FatMouse's Speed 【HDU - 1160】

FatMouse believes that the fatter a mouse is, the faster it runs. To disprove this, you want to take the data on a collection of mice and put as large a subset of this data as possible into a sequence so that the weights are increasing, but the speeds are decreasing.

Input

Input contains data for a bunch of mice, one mouse per line, terminated by end of file.

The data for a particular mouse will consist of a pair of integers: the first representing its size in grams and the second representing its speed in centimeters per second. Both integers are between 1 and 10000. The data in each test case will contain information for at most 1000 mice.

Two mice may have the same weight, the same speed, or even the same weight and speed.

Output

Your program should output a sequence of lines of data; the first line should contain a number n; the remaining n lines should each contain a single positive integer (each one representing a mouse). If these n integers are m[1], m[2],..., m[n] then it must be the case that

W[m[1]] < W[m[2]] < ... < W[m[n]]

and

S[m[1]] > S[m[2]] > ... > S[m[n]]

In order for the answer to be correct, n should be as large as possible.
All inequalities are strict: weights must be strictly increasing, and speeds must be strictly decreasing. There may be many correct outputs for a given input, your program only needs to find one.

Sample Input

Sample Output

题意：

第一列是第几个老鼠的重量，第二列是第几个老鼠的速度，求满足第一个升序，第二个数组降序的最多老鼠数量。

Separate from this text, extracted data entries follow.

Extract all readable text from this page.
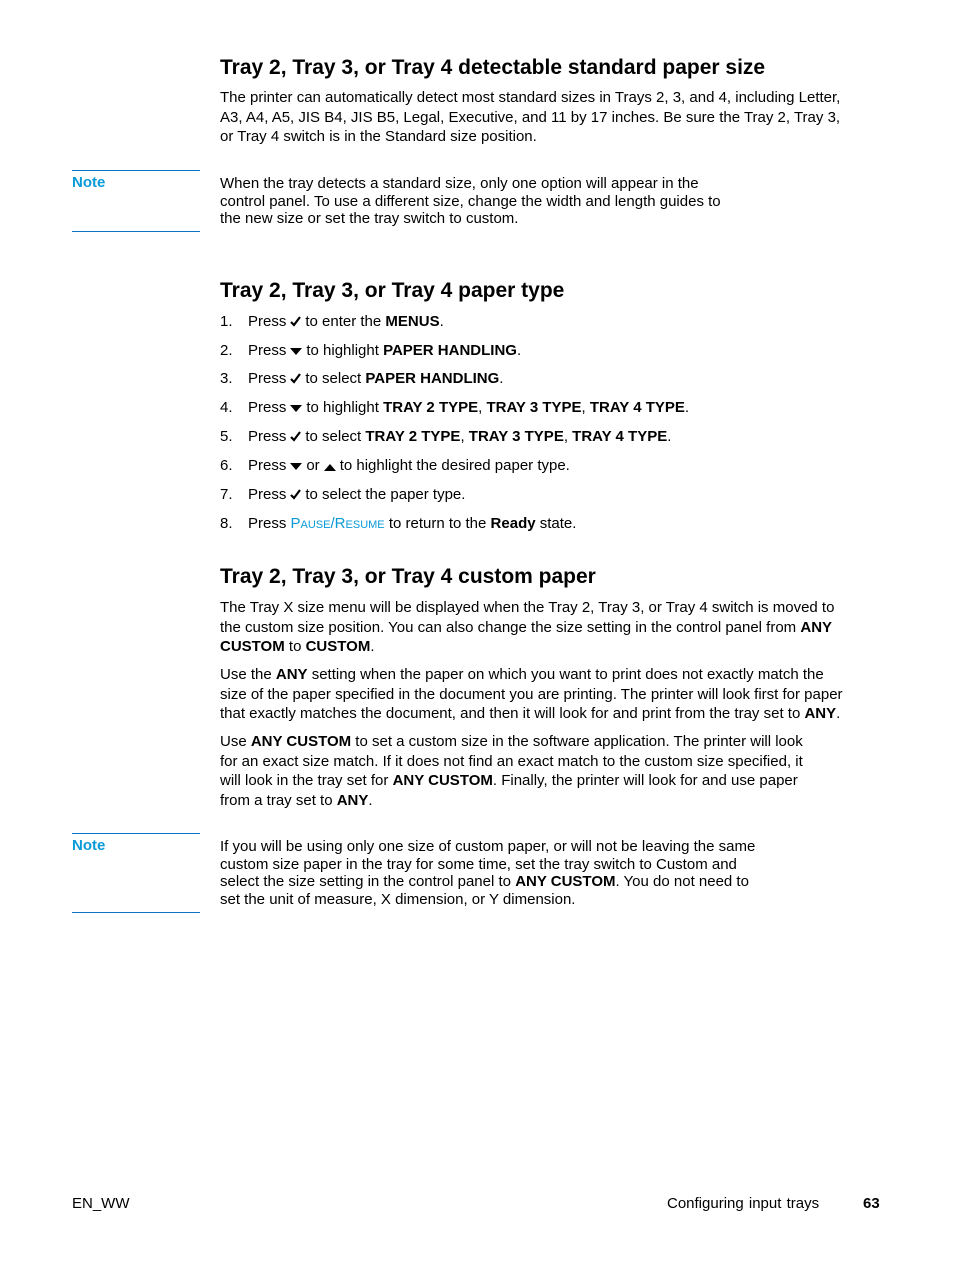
Tray 2, Tray 3, or Tray 4 detectable standard paper size
The printer can automatically detect most standard sizes in Trays 2, 3, and 4, including Letter,
A3, A4, A5, JIS B4, JIS B5, Legal, Executive, and 11 by 17 inches. Be sure the Tray 2, Tray 3,
or Tray 4 switch is in the Standard size position.
Note	When the tray detects a standard size, only one option will appear in the
control panel. To use a different size, change the width and length guides to
the new size or set the tray switch to custom.
Tray 2, Tray 3, or Tray 4 paper type
1. Press to enter the MENUS.
2. Press to highlight PAPER HANDLING.
3. Press to select PAPER HANDLING.
4. Press to highlight TRAY 2 TYPE, TRAY 3 TYPE, TRAY 4 TYPE.
5. Press to select TRAY 2 TYPE, TRAY 3 TYPE, TRAY 4 TYPE.
6. Press or to highlight the desired paper type.
7. Press to select the paper type.
8. Press PAUSE/RESUME to return to the Ready state.
Tray 2, Tray 3, or Tray 4 custom paper
The Tray X size menu will be displayed when the Tray 2, Tray 3, or Tray 4 switch is moved to
the custom size position. You can also change the size setting in the control panel from ANY
CUSTOM to CUSTOM.
Use the ANY setting when the paper on which you want to print does not exactly match the
size of the paper specified in the document you are printing. The printer will look first for paper
that exactly matches the document, and then it will look for and print from the tray set to ANY.
Use ANY CUSTOM to set a custom size in the software application. The printer will look
for an exact size match. If it does not find an exact match to the custom size specified, it
will look in the tray set for ANY CUSTOM. Finally, the printer will look for and use paper
from a tray set to ANY.
Note	If you will be using only one size of custom paper, or will not be leaving the same
custom size paper in the tray for some time, set the tray switch to Custom and
select the size setting in the control panel to ANY CUSTOM. You do not need to
set the unit of measure, X dimension, or Y dimension.
EN_WW	Configuring input trays	63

这是一道典型的DP题，根据题意不难看出此题需要用到结构体。

代码：

#include<cstdio>
#include<cstring>
#include<algorithm>
using namespace std;

int dp[1010];

struct node
{
    int a,b,c;
} qw[1010];

bool cmp(node xx,node yy)
{
    if(xx.b==yy.b)
        return xx.a<yy.a;
    else
        return xx.b>yy.b;
}

struct note
{
    int x,y;
} s[1010];

int main()
{
    int k=0;
    memset(dp,0,sizeof(dp));
    while(~scanf("%d%d",&qw[k].a,&qw[k].b))
        qw[k].c=k+1,k++;
    int maxx=0;
    sort(qw,qw+k,cmp);//对速度降序排序

    for(int i=0; i<k; i++) //找重量的最长上升子序列
    {
        dp[i]=1;

        for(int j=0; j<i; j++)
            if(qw[i].a>qw[j].a)
                dp[i]=max(dp[i],dp[j]+1);

        if(maxx<dp[i])  //最长长度
            maxx=dp[i];

        s[i].x=0; 
    }
    s[maxx+1].x=0x3f3f3f3f;
    printf("%d\n",maxx);

    for(int i=k-1; i>=0; i--)
        if(qw[i].a<s[dp[i]+1].x)  //如果这个长度的重量小于下一个长度下的重量，才能满足题意
            if(qw[i].a>s[dp[i]].x)  //更新最大值，且保存老鼠的位置
            {
                s[dp[i]].x=qw[i].a;
                s[dp[i]].y=qw[i].c;
            }

    for(int i=1; i<=maxx; i++)
        printf("%d\n",s[i].y);
           return 0;
}